Brian R. VanCise said:


> Fascinating that Michigan is number 10 as you can get a CPL here very easily. (with one day of training)




Maybe it is because of all the caveats that makes it illegal to carry the firearm anywhere???


----------



## Hawke (Apr 1, 2008)

My state is #1.

But in Orange County, back when we had a certain sheriff, CCW license was a rubber stamp for all US citizens over the age of 21 (forgot the age) with a clean record.

In Los Angeles you need to be in politics, be a big actor, or join certain groups.  

The sheriff in LA and the sheriff in OC have different POVs about gun control.  The LA Sheriff website makes you jump through hoops before you can download the application for a CCW.  The OC Sheriff website in one click away.

Los Angeles wants to keep the guns mainly for the LEOs.  So a law abiding citizen has no gun.  High probability that mugger with the gun probably doesn't have a CCW license.  This is a tough situation for the law abiding citizen.


----------



## tkd1964 (Apr 4, 2008)

Brian R. VanCise said:


> Fascinating that Michigan is number 10 as you can get a CPL here very easily. (with one day of training)


 
Not only that, you can own classIII weapons and no city can make a gun law more stringent than the State. Many cities like NY, Chicago, etc. have more strict rules then the state does and this causes problems with travelers who don't know the law.


----------



## Obi Wan Shinobi (May 6, 2008)

Well Florida is T-32 on that list but things have changed here in the Sunshine State. The Castle Doctrine law is now in effect where law abiding citizens don't have to submit to a criminal they can now stand their ground and fight. Also a bill just passed allowing law abiding gun owners to be able to carry their firearms to work in their vehicles with the exception to prisons, schools, and certain other government buildings. The only thing I don't like or agree with and I'm not sure if it is a State matter but Police officers who train with firearms regularly and/or are firearms instructors have to abide by the mandatory 3 day waiting period on a gun where Joe Shmoe who takes a gun safety course and demonstrates he can point and shoot a gun in the right direction and gets a concealed weapons permit does not have to wait 3 days when they buy a handgun. That doesn't make sense to me but sae la vie.


----------



## KenpoTex (May 7, 2008)

Fla. has a 3 day waiting period...huh, news to me.
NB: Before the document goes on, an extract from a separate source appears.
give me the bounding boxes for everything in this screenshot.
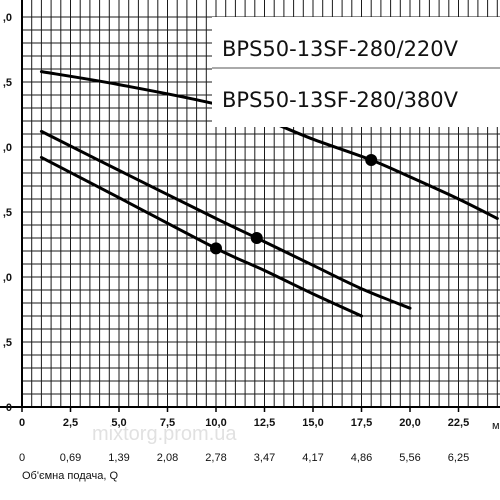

Would the cops be able to skip the waiting period if they had a CCW permit (apart from their status as LE)?


----------



## Obi Wan Shinobi (May 8, 2008)

See thats the thing that makes it all crazy...Cops train yearly with their firearms by having to qualify according to their agency's standards. Not to mention they received in depth instruction on firearms in the academy. But cops still have to wait 3 days before receiving a gun purchased with the exception of a trade in or if he/she carries a Concealed Weapons Permit.


----------



## hongkongfooey (May 18, 2008)

People's Republik of Maryland #5


----------



## 7starmarc (May 30, 2008)

California - We're number one! We're numbe....  oh crap.

I understand that here in the Golden State, we have about a year and a half before our "number one" status will be by an even larger margin (via the microstamping law, see link below) 

http://www.pafoa.org/forum/national-11/10451-ca-microstamping-bill-passed.html


----------



## Deaf Smith (May 30, 2008)

How does it rate? So well I sing.... (ok, I'm trying not to have a big head over this.)

Texas, our Texas! All hail the mighty State!
Texas, our Texas! So wonderful so great! 
Boldest and grandest, Withstanding ev'ry test; 
O Empire wide and glorious, You stand supremely blest. 

God bless you Texas! And keep you brave and strong, 
That you may grow in power and worth, Thro'out the ages long.

Texas, O Texas! Your freeborn single star, 
Sends out its radiance to nations near and far. 
Emblem of freedom! It sets our hearts aglow, 
With thoughts of San Jacinto and glorious Alamo. 

God bless you Texas! And keep you brave and strong, 
That you may grow in power and worth, Thro'out the ages long.

Texas, dear Texas! From tyrant grip now free, 
Shines forth in splendor your star of destiny! 
Mother of heroes! We come your children true, 
Proclaiming our allegiance, our faith, our love for you. 

God bless you Texas! And keep you brave and strong, 
That you may grow in power and worth, Thro'out the ages long.


----------